Malaysia, via Petronas has formalized a unitization agreement with Brunei Darussalam that allows for joint development of the Gumusut-Kakap and Geronggong-Jahus East fields which overlap the two nations’ maritime boundary. The Shell-operated Gumusut-Kakap field came onstream in late 2014.


CNOOC has started gas production from the single-well Liuhua 29-2 field development, 186 mi (300 km) southeast of Hong Kong in 2,460 ft (750 m) water depth. Production is connected via a subsea wellhead to existing facilities serving Liwan 3-1 and other deepwater fields in the South China Sea.

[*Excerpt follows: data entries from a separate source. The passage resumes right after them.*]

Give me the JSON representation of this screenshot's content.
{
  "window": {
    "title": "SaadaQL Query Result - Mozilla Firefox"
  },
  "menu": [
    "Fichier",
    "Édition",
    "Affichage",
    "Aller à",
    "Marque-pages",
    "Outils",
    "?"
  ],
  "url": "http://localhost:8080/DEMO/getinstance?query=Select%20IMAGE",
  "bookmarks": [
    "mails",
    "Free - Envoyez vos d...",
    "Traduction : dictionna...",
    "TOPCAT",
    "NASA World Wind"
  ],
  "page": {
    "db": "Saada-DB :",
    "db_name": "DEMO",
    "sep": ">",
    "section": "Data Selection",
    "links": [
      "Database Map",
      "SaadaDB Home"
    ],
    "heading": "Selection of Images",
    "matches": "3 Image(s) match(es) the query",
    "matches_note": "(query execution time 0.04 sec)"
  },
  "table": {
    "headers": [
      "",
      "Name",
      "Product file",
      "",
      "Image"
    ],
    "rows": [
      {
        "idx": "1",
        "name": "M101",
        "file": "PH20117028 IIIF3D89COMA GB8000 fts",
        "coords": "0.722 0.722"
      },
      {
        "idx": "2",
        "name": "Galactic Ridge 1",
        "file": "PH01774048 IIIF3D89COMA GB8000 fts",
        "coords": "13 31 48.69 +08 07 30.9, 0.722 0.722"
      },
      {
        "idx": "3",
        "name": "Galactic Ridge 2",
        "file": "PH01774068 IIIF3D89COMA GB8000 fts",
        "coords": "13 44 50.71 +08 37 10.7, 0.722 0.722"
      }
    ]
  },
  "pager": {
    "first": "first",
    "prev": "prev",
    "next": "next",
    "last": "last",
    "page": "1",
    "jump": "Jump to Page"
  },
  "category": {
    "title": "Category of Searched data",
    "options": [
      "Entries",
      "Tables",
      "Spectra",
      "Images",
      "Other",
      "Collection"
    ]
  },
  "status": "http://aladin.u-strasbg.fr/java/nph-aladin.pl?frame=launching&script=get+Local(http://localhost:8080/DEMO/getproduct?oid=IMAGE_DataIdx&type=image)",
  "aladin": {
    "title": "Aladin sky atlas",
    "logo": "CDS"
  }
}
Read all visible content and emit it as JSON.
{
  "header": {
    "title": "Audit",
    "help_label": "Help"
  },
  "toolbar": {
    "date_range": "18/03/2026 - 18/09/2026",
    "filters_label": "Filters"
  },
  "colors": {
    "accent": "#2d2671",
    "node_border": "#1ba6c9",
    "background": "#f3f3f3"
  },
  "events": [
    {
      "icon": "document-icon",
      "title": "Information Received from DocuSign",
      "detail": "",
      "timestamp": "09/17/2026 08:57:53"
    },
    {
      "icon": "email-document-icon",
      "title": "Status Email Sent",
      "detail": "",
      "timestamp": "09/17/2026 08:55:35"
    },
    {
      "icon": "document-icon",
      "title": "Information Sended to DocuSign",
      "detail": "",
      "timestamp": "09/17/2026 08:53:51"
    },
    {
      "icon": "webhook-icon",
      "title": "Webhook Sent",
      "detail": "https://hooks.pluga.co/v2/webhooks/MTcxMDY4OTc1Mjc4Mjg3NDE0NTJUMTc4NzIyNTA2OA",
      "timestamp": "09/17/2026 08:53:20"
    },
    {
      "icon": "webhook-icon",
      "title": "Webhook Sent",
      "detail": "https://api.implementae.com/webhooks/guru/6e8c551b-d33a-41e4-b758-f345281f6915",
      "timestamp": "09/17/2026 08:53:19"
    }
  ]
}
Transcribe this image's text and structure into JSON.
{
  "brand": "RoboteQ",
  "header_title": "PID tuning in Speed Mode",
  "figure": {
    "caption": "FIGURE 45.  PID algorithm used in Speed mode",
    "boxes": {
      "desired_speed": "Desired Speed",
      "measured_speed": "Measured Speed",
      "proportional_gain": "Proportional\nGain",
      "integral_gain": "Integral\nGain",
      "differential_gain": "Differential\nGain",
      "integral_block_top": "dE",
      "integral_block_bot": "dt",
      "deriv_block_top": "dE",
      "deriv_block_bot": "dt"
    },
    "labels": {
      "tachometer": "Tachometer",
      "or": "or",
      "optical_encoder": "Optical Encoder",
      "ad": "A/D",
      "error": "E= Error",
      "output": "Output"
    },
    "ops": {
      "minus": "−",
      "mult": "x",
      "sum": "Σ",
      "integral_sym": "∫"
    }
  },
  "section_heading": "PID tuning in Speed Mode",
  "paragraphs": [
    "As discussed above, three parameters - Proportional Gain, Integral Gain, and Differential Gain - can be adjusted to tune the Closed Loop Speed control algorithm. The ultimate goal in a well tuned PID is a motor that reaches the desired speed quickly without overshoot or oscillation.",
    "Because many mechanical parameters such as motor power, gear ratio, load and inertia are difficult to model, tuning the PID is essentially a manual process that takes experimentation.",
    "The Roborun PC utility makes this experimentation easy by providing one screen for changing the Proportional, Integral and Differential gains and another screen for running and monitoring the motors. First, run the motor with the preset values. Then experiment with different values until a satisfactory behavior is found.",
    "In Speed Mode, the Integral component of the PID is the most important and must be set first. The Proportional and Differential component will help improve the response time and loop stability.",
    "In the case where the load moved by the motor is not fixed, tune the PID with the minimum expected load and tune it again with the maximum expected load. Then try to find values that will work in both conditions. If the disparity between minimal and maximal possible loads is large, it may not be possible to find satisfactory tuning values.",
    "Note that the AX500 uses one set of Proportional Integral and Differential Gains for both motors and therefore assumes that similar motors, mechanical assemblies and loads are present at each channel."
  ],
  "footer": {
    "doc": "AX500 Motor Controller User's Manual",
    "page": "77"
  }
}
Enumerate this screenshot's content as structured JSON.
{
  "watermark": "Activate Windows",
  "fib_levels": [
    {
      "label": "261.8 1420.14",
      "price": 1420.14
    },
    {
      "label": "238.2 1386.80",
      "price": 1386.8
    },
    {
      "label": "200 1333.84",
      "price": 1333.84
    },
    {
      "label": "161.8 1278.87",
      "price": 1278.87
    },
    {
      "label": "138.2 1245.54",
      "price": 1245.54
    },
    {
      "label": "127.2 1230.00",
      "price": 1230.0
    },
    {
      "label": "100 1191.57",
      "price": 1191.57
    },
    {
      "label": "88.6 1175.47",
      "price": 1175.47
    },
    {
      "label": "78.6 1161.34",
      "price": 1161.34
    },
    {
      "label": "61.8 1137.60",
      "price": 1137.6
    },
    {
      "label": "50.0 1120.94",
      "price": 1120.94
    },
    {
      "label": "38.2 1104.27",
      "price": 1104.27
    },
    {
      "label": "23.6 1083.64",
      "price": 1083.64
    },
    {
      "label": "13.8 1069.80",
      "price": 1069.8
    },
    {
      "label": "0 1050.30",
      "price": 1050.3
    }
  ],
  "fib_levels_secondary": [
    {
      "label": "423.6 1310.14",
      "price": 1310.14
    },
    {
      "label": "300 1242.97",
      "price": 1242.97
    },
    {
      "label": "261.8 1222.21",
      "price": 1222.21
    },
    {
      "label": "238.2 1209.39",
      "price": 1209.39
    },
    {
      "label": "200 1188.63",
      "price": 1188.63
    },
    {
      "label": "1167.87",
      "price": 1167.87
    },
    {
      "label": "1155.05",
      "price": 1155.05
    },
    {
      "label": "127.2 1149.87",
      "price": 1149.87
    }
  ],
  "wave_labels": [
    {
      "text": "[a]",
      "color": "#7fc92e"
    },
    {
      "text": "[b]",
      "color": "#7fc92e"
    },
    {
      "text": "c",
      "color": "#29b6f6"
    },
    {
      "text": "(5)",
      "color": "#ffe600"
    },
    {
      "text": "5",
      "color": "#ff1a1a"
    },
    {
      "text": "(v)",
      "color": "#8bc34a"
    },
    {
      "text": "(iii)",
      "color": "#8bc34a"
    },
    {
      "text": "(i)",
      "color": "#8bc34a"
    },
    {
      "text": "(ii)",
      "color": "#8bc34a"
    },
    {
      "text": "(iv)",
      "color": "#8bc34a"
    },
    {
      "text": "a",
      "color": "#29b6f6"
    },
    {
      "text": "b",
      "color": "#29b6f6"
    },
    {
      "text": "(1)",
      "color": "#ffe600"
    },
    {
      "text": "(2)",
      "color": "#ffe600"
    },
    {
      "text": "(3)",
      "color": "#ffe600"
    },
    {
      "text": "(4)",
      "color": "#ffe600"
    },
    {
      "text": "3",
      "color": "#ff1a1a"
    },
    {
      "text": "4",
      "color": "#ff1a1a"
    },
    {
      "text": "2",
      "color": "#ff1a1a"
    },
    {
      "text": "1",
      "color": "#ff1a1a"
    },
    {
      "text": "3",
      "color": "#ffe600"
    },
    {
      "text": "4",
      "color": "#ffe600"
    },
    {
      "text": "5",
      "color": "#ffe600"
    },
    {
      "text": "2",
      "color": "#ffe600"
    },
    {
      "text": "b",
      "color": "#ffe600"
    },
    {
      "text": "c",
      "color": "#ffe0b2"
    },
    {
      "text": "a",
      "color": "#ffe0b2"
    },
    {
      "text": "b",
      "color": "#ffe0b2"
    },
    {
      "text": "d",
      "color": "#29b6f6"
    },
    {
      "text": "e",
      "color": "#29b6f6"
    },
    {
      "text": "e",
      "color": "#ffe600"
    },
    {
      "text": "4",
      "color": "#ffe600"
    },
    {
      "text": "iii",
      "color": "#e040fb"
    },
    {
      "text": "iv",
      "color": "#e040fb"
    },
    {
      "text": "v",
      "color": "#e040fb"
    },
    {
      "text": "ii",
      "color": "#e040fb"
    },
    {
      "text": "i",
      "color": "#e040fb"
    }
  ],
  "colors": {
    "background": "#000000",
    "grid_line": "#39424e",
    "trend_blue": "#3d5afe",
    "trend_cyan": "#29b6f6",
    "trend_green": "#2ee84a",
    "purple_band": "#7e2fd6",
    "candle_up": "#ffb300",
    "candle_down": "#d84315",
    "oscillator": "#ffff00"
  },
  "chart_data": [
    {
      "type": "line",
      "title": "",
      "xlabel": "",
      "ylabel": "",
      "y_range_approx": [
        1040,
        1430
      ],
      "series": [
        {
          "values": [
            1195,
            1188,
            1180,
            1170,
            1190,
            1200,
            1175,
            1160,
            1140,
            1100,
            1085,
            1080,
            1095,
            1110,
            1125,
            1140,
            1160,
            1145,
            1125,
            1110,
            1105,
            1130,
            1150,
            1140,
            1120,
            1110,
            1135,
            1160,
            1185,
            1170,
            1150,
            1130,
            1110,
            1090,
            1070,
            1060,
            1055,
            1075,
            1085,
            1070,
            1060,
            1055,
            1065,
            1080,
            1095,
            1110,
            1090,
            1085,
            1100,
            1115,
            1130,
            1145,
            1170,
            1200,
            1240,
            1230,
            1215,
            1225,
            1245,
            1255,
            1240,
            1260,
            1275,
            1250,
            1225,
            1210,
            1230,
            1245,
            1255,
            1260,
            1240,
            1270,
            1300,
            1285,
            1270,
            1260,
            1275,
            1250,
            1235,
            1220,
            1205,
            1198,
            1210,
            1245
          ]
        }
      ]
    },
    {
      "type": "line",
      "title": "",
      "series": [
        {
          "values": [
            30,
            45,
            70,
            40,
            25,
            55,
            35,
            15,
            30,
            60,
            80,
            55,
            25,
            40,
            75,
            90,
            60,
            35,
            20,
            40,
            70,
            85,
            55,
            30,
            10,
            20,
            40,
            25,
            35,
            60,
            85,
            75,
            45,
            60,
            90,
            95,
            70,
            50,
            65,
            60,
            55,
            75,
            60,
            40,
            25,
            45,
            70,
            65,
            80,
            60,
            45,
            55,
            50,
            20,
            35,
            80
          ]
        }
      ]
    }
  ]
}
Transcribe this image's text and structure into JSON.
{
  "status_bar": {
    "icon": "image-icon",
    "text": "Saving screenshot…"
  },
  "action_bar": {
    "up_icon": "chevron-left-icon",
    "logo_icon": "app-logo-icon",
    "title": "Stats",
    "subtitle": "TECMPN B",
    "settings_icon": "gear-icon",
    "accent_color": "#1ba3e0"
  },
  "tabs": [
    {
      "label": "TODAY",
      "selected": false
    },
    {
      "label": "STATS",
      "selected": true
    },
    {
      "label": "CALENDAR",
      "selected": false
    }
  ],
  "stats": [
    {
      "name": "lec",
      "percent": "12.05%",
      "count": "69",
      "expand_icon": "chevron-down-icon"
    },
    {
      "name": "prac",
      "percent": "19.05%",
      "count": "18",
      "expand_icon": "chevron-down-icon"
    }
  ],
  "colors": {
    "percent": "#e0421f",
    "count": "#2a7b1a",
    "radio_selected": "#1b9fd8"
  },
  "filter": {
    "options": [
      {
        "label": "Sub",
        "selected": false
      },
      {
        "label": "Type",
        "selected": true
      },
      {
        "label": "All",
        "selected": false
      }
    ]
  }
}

Shell is exiting the deepwater Malampaya gas-condensate field after agreeing to sell Shell Philippines Exploration’s 45% operated interest in the surrounding Service Contract 38 for an initial $380 million. The buyer is Malampaya Energy XP, a subsidiary of Udenna Corp, which is already a partner in the concession. The field has been producing since 2002 via subsea wells and flowlines and two platforms, with gas exported through a 313-mi (504-km) subsea pipeline to a gas plant in Batangas City. Shell could net further payments of up to $80 million depending in part on the field’s future performance.


Eni has produced first gas from the Merakes field in the East Sepinggan block offshore East Kalimantan, Indonesia, in a water depth of 4,921 ft (1,500 m). Up to 450 MMcf/d from five subsea wells will be gathered at a manifold for transmission 28 mi (45 km) through subsea pipelines to Eni’s Jangkrik FPU; from there, the processed gas heads through further offshore pipelines to the onshore reception facility in Senipah.    


Santos has awarded two of the main contracts for the $3.6-billion Barossa project in the Timor Sea, 186 mi (300 km) from Darwin. BW Offshore will supply the FPSO, based on the RapidFramework design previously applied to the Catcher field FPSO in the UK North Sea that allows for concurrent hull construction and topsides integration. The vessel, with a projected topsides weight of around 35,000 tons, will be built at yards in South Korea and Singapore, with capacity to process 800 MMcf/d of gas and 11,000 b/d of stabilized condensate. It should start operations (also entrusted to BW Offshore) in the first half of 2025, while the condensate will be stored on the FPSO for periodic offloading.

TechnipFMC will provide the subsea production system for the six subsea wells and associated controls. Gas will head through a pipeline connected to the Bayu Undan to Darwin pipeline system that send supplies to Darwin LNG.